By Federica Di Sario
LONDON (ICIS)--The European guarantees-of-origin (GO) market is poised to see an ever-growing demand from corporates and households reducing the oversupply that has plagued the market for years, stakeholders told ICIS.
Views were backed by recent upward movements across nearly all technologies resulting in a steeper price contango. This suggests that demand is expected to increasingly balance out supply in the coming years.
GOs are electronic certifications that verifies the origin of electricity delivered or consumed. As of today, the trading of certificates constitutes a mainly voluntary market, meaning consumers are not forced by law to demonstrate the origin of their electricity.
TOWARDS A SHORT MARKET
In the past weeks, the market reported a 20% price increase across nearly all technologies as signals pointing towards a potentially short 2021 emerged.
Rodolphe Schennen, managing director at Commerg, a brokerage firm for renewable energy certificates, pointed the finger to Nordic hydro.
“Despite a firmly rainy summer season in the rest of Europe, rainfalls in the Nordics proved limited, which made for an unexpectedly short [GOs] market.”
The cumulative GO average for all technologies was reported to have reached €0.75/MWh for 2021, while 2022 is now exchanged at €1.25/MWh and 2023 at €1.30-1.35/MWh.
Only a few months ago, prices hovered above €0.30/MWh, sources told ICIS.
Nordic hydro is Europe’s GO benchmark, supplying a great number of large corporations across the continent.
Nordic hydropower reservoirs were only 66.6% full in week 37, that is over 11 percentage points below the 2016-2020 average, data collated by ICIS showed.
Schennen added that the upward momentum filtered through to wind and solar GOs too, although less so on biomass, due to a structurally lower buying interest for the product.
According to Ivan Debay, CEO of Origo, a company specialised in providing GOs in France, the current situation is similar to 2018, when the price of certificates surged for the first time up to €2.50/MWh, precisely because of limited availability in Nordic hydro stocks.
However, back then France had not set up its auction scheme yet, which currently brings to the market a monthly volume of roughly 2-3TWh.
“We are talking of a yearly market. For this reason, whether the market will be short or long will become clear only by the end of the trading year, that is when GOs will be cancelled,” he explained.
“Until that moment, nobody really knows where the market is heading.”
Yet, another signal strengthening the case for a short market is the spread between Nordic and the European hydro GOs being rather tight, which would suggest that the market is fearful of limited production across Europe.

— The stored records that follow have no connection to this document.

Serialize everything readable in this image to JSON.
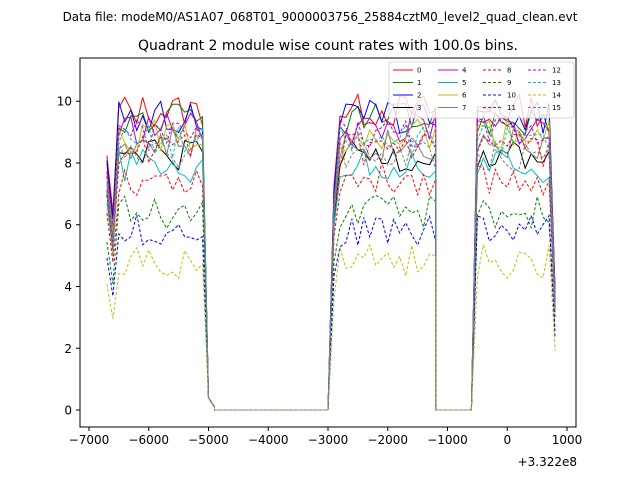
{
  "figure": {
    "suptitle": "Data file: modeM0/AS1A07_068T01_9000003756_25884cztM0_level2_quad_clean.evt",
    "title": "Quadrant 2 module wise count rates with 100.0s bins.",
    "offset_label": "+3.322e8"
  },
  "chart_data": {
    "type": "line",
    "title": "Quadrant 2 module wise count rates with 100.0s bins.",
    "xlabel": "",
    "ylabel": "",
    "xlim": [
      -7150,
      1150
    ],
    "ylim": [
      -0.55,
      11.4
    ],
    "x_offset": 332200000,
    "x_ticks": [
      -7000,
      -6000,
      -5000,
      -4000,
      -3000,
      -2000,
      -1000,
      0,
      1000
    ],
    "x_tick_labels": [
      "−7000",
      "−6000",
      "−5000",
      "−4000",
      "−3000",
      "−2000",
      "−1000",
      "0",
      "1000"
    ],
    "y_ticks": [
      0,
      2,
      4,
      6,
      8,
      10
    ],
    "y_tick_labels": [
      "0",
      "2",
      "4",
      "6",
      "8",
      "10"
    ],
    "grid": false,
    "legend_position": "top-right",
    "legend_columns": 4,
    "segments": [
      {
        "start": -6700,
        "end": -5100,
        "points": 17
      },
      {
        "start": -5000,
        "end": -4900,
        "points": 2
      },
      {
        "start": -4900,
        "end": -3000,
        "points": 20
      },
      {
        "start": -2900,
        "end": -1200,
        "points": 18
      },
      {
        "start": -1200,
        "end": -600,
        "points": 7
      },
      {
        "start": -500,
        "end": 800,
        "points": 14
      }
    ],
    "series": [
      {
        "name": "0",
        "color": "#ff0000",
        "dash": "solid",
        "level": 9.7
      },
      {
        "name": "1",
        "color": "#008000",
        "dash": "solid",
        "level": 9.4
      },
      {
        "name": "2",
        "color": "#0000ff",
        "dash": "solid",
        "level": 9.5
      },
      {
        "name": "3",
        "color": "#000000",
        "dash": "solid",
        "level": 8.2
      },
      {
        "name": "4",
        "color": "#bf00bf",
        "dash": "solid",
        "level": 9.1
      },
      {
        "name": "5",
        "color": "#00bfbf",
        "dash": "solid",
        "level": 7.9
      },
      {
        "name": "6",
        "color": "#bfbf00",
        "dash": "solid",
        "level": 8.9
      },
      {
        "name": "7",
        "color": "#808080",
        "dash": "solid",
        "level": 8.6
      },
      {
        "name": "8",
        "color": "#ff0000",
        "dash": "dashed",
        "level": 7.5
      },
      {
        "name": "9",
        "color": "#008000",
        "dash": "dashed",
        "level": 6.4
      },
      {
        "name": "10",
        "color": "#0000ff",
        "dash": "dashed",
        "level": 5.8
      },
      {
        "name": "11",
        "color": "#ff0000",
        "dash": "dashed",
        "level": 8.4
      },
      {
        "name": "12",
        "color": "#bf00bf",
        "dash": "dashed",
        "level": 8.9
      },
      {
        "name": "13",
        "color": "#00bfbf",
        "dash": "dashed",
        "level": 8.7
      },
      {
        "name": "14",
        "color": "#bfbf00",
        "dash": "dashed",
        "level": 4.8
      },
      {
        "name": "15",
        "color": "#808080",
        "dash": "dashed",
        "level": 8.3
      }
    ]
  }
}
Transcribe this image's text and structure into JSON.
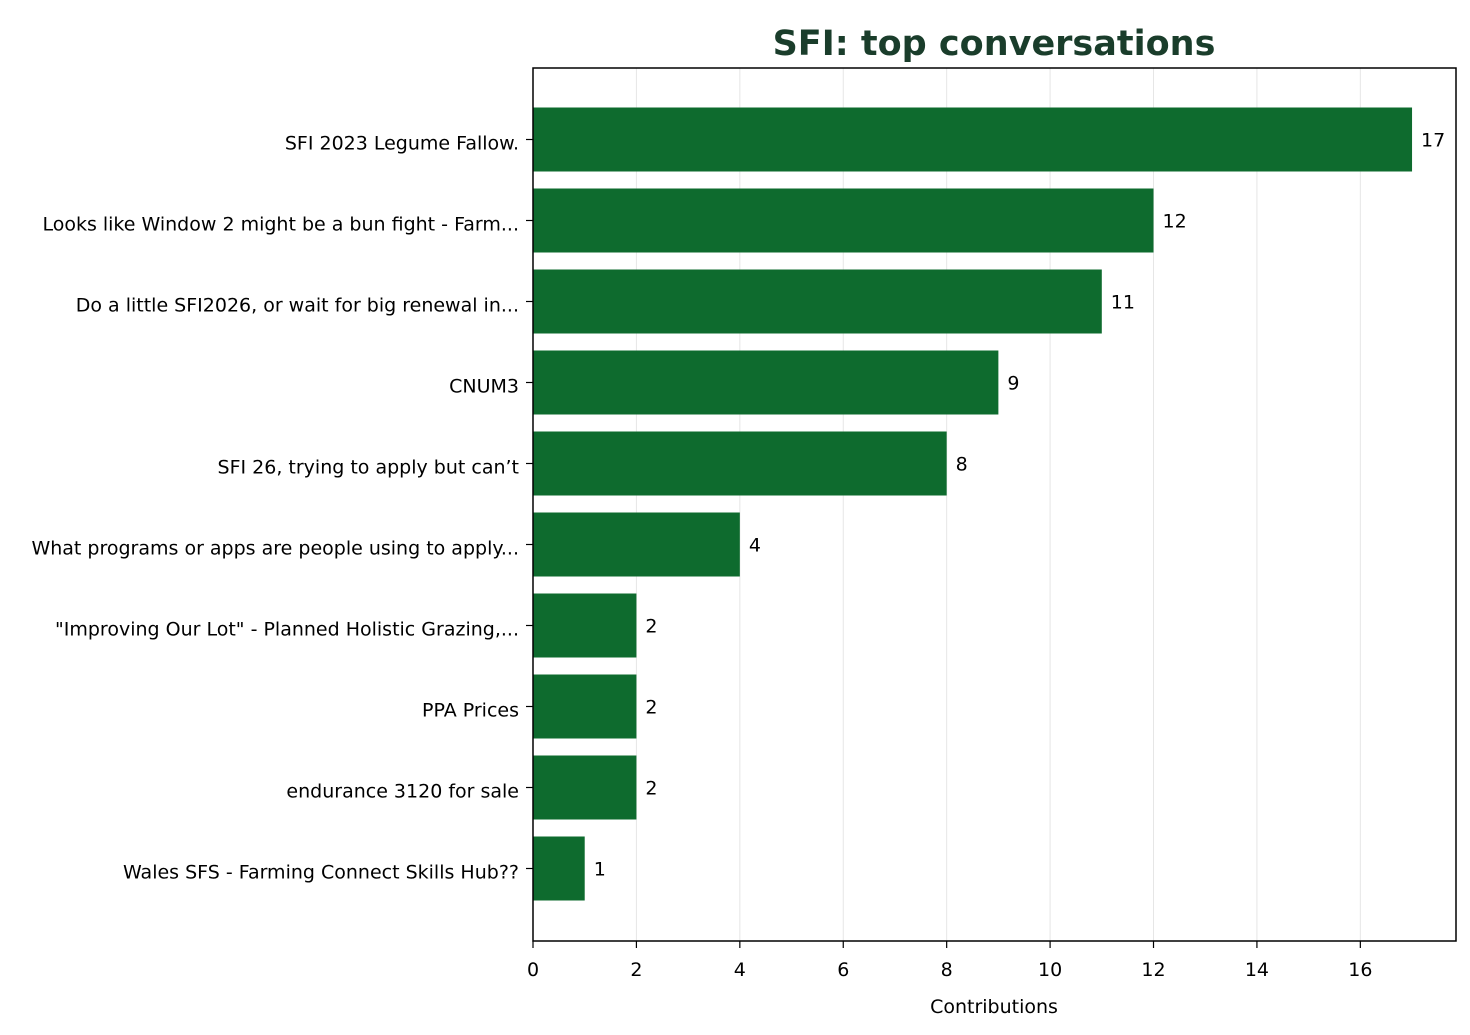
{
  "chart_data": {
    "type": "bar",
    "orientation": "horizontal",
    "title": "SFI: top conversations",
    "xlabel": "Contributions",
    "ylabel": "",
    "xlim": [
      0,
      17.85
    ],
    "xticks": [
      0,
      2,
      4,
      6,
      8,
      10,
      12,
      14,
      16
    ],
    "grid": "vertical",
    "bar_color": "#0e6b2e",
    "title_color": "#1a3d2b",
    "categories": [
      "SFI 2023 Legume Fallow.",
      "Looks like Window 2 might be a bun fight - Farm...",
      "Do a little SFI2026, or wait for big renewal in...",
      "CNUM3",
      "SFI 26, trying to apply but can’t",
      "What programs or apps are people using to apply...",
      "\"Improving Our Lot\" - Planned Holistic Grazing,...",
      "PPA Prices",
      "endurance 3120 for sale",
      "Wales SFS - Farming Connect Skills Hub??"
    ],
    "values": [
      17,
      12,
      11,
      9,
      8,
      4,
      2,
      2,
      2,
      1
    ]
  }
}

“In a long market, you would see demand for Nordic hydro being easily replaced by French or Italian hydro, but that’s far from what’s happening at the moment,” Debay added.
COULD DEMAND OUTSTRIP SUPPLY?
If recent bulls were primarily caused by a tightness in Nordic hydro, a broader shift in market dynamics is at work in the long run.
A white paper recently published by trade association RECS International argues that “the market gap between the supply and demand of all certified renewable energy in Europe has been falling steadily since its peak in 2016-17.”
Buying interest for both solar and wind was said to have caught up and even surpassed supply in the period 2018-2020, to the extent that the market differential turned negative.
Yet, partially tempering optimism, the report admitted that significant downside potential could be unlocked in the future due to the huge amount of currently uncertified renewable electricity, which is estimated at around 500TWh against a total 700TWh of certified renewable energy.
In mid-July, the European Commission tabled a recast of the Renewable Energy Directive (RED), the main legislation regulating the matrket, calling for every MWh of renewable power to be certified.
Consequences may be huge, sources said, because this would imply a sharp increase in the overall number of credentials in circulation, thus heaping renewed pressure on the price of certificates.
For example, regulation in Germany does not currently allow the issuance of GOs for renewable electricity that has benefited from a support scheme.
Market participants agreed that 2021 marked a tipping point for the GO market, with an ongoing linear increase in demand from households being complemented by a rapidly unfolding corporate interest.
Data from Eurostat showed that final renewables and biofuels consumption by households in the Euro area moved from 276TWh in 2010 to 425TWh in 2019.
Since the Commission announced the European Green Deal in December 2019, spontaneous global initiatives like RE100 and the Carbon Pledge have proliferated among big corps, for which buying GOs represent one of the instruments.
Green certificates are in fact recognised as valid tracking tools to offset Scope 2 emissions.
“As brokers, we’re seeing a fundamental demand from industrials seeking to source GOs for the entirety of their locations, which means each firm can come to us for hundreds of GWh each year”, Schennen said. “This didn’t exist before.”
Firms are said to be increasingly positioning themselves not only in response to stricter government stances, but also because they are encouraged by the idea of potential incentives coming from recovery plans and Green Deal initiatives.
“The corporate world is waking up and they all want to position themselves because they don’t want to miss out the opportunity.”
Furthermore, while in the past companies could get away with a poor environmental score without incurring any significant risks, being downgraded is now a real possibility if they do not live up to higher standards, he noted.